As our focus changed from using PRO surveys in research to their real-world application, our psychometric methods also were evolving. Until the early 1990s, our measurement development was based on classical psychometrics. Starting in the early 1990s, we began to implement item response theory (IRT) methods, which enabled us to more rigorously to evaluate translations and develop better survey items and better scoring methods. A by-product of growing importance today is the notion of quantifying and cross-calibrating a family of directly comparable forms measuring each health domain, the shortest of which is a single-item global measure of that domain, the longest of which is a full bank of items, with multi-item static (pre-selected) forms and computer adaptive tests (CAT), which select and administer only the items that are most informative for each respondent, in between. Such a family of static and CAT measures is better suited to satisfying the requirements of different PRO measurement applications while maintaining direct comparability of scores in relation to a common underlying metric.


Our first large-scale, Internet-based application of the IRT/CAT approach was another industry-sponsored project that developed more practical and cross-calibrated measures of headache impact, as published in nine papers in Quality of Life Research in 2003. During that project I realized that headache-specific PROs should better represent the content domains of generic PROs.

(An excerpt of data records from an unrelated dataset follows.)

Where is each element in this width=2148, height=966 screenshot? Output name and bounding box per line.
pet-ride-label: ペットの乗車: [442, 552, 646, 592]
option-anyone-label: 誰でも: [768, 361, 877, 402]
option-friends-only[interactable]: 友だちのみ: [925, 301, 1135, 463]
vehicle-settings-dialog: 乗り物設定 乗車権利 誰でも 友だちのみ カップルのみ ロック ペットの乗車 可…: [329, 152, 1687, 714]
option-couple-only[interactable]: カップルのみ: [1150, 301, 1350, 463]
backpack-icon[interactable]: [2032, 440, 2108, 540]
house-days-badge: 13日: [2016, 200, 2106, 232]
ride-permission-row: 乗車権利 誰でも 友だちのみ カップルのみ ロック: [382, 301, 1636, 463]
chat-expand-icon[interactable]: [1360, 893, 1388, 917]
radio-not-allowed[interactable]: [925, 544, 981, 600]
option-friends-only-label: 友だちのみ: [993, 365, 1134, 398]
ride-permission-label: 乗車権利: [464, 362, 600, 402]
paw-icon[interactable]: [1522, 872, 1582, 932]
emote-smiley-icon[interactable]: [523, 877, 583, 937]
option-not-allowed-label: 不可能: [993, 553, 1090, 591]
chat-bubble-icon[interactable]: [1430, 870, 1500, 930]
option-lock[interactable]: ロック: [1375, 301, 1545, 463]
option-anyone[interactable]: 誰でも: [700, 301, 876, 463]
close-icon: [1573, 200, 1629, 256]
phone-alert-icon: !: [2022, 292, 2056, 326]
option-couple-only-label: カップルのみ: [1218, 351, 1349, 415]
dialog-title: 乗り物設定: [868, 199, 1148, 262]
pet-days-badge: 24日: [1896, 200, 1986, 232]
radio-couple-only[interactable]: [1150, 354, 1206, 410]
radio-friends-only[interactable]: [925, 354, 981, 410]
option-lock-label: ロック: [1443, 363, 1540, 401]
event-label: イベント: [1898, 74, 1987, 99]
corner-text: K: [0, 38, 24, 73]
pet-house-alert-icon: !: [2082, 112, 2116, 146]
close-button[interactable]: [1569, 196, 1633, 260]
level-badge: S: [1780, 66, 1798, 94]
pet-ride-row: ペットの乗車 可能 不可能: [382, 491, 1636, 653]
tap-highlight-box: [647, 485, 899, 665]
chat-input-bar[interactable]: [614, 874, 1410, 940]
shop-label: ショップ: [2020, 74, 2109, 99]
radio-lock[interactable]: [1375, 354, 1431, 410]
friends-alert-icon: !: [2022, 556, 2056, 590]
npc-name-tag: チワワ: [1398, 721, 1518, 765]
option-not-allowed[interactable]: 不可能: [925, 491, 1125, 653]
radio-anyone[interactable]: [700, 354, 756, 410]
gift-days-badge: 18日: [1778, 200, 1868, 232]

The same holds for nearly all chronic conditions; however, most disease-specific surveys capture only half or fewer of the most frequently measured HRQOL domains. In response to this apparent shortcoming, we are presently evaluating Disease-specific Quality of Life Scales (QDIS®) which expand and standardize the content and scoring of HRQOL impact across diseases. The project is extending IRT and CAT to rapidly and reliably standardize an overall summary metric quantifying how much each disease limits a patient’s daily activities and overall HRQOL. The breakthrough that made this practical is Internet-based tools that are programmed to efficiently measure the HRQOL impact attributed to each disease, but which also are standardized to allow disease-specific scores to be aggregated into an estimate of overall HRQOL impact when multiple comorbid conditions (MCC) are present. For the first time, individualized as opposed to population-based weighting of MCC impact may be possible in PRO-based comparative effectiveness research.


Thorough HRQOL measurement validation is the basis for interpreting PRO differences and for determining whether significant differences are also important. However, over the years of following and contributing to the HRQOL literature and participating in numerous regulatory and other reviews of clinical trial results, I began to realize that it often is problems with the internal validity of study designs and not measurement validity that weakens causal attributions of HRQOL outcomes to a specific treatment. Dan Frendl, an MD-PhD student at UMass Medical School and I published a 2014 Medical Care article reporting results from a systematic review of 185 very well controlled drug trials documenting primary clinical and HRQOL outcomes measured by the SF-36 Health Survey over a 17-year period (1995-2011). We estimate that more than half were multinational. In more than 80% of trials, the SF-36 was responsive enough to capture the benefits of improvements in laboratory tests and other clinical outcomes caused by drug therapies. However, wide variability was observed in the rates at which drug treatments achieved accepted minimally important different (MID) thresholds (about 58% overall; 0-100% across clinical areas). These results reflect variations in treatment efficacy more than measurement validity and responsiveness.


One challenge for the field going forward is taking advantage of advances in data collection and measurement while maintaining score comparability with the growing body of evidence necessary for meaningful interpretation of outcomes.